Atmos, Auro-3D, IMAX, and other IMAX encroaching large screen's. Is a way to sell thickets. It is what separates Commercial cinema from Home Theater.
IMAX, as it's own format, has always charged for it's use. The Hollywood studios approached IMAX, not the other way around. That gave, and still does give IMAX leverage in contracts.
For example, a theater without a large over head, there matinee price is $5.50. The theater keeps $0.50 of every ticket sold the first three weeks of the film and relies solely on concession sales. Week 4 see's the theater getting $1.50 per ticket. Week 5 $2.50 per ticket. Week 6 $3.50 per ticket. And before the film leaves the theater it is getting $5.00 from every ticket sale. By that time people are seeing other new releases, so that film is not drawing a huge profit to still being showed.

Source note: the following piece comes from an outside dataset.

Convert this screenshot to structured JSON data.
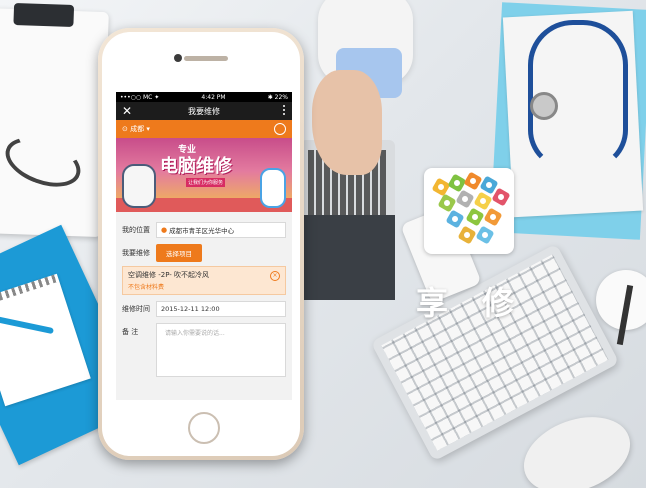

Now take a premium Atmos, large screen, 4K, Laser, whatever. There ticket price for the same movie at there matinee price is $12.50 per ticket. All the other mechanisms still apply, however this theater is getting $7.50 from every ticket sale. But, unlike the other theater, the premium theater offers more screens, mover food choices, lobby and auditorium ushers, projectionist on site, etc. But, still this extra money is going back into services offered, so in effect the premium theater is making no more than the cheaper theater on ticket sales. But, on the concession sales it is tripling the cheaper theater because it offers a fry grill or whatever.
Not advancing with the times has shut down plenty of cinemas in this country. There is plenty of pools and research to back that statement up. The head of the theater owners association made a statement awhile back, "If your not going Digital, your going out of business." I think this can be applied to all the new products coming out, including Atmos.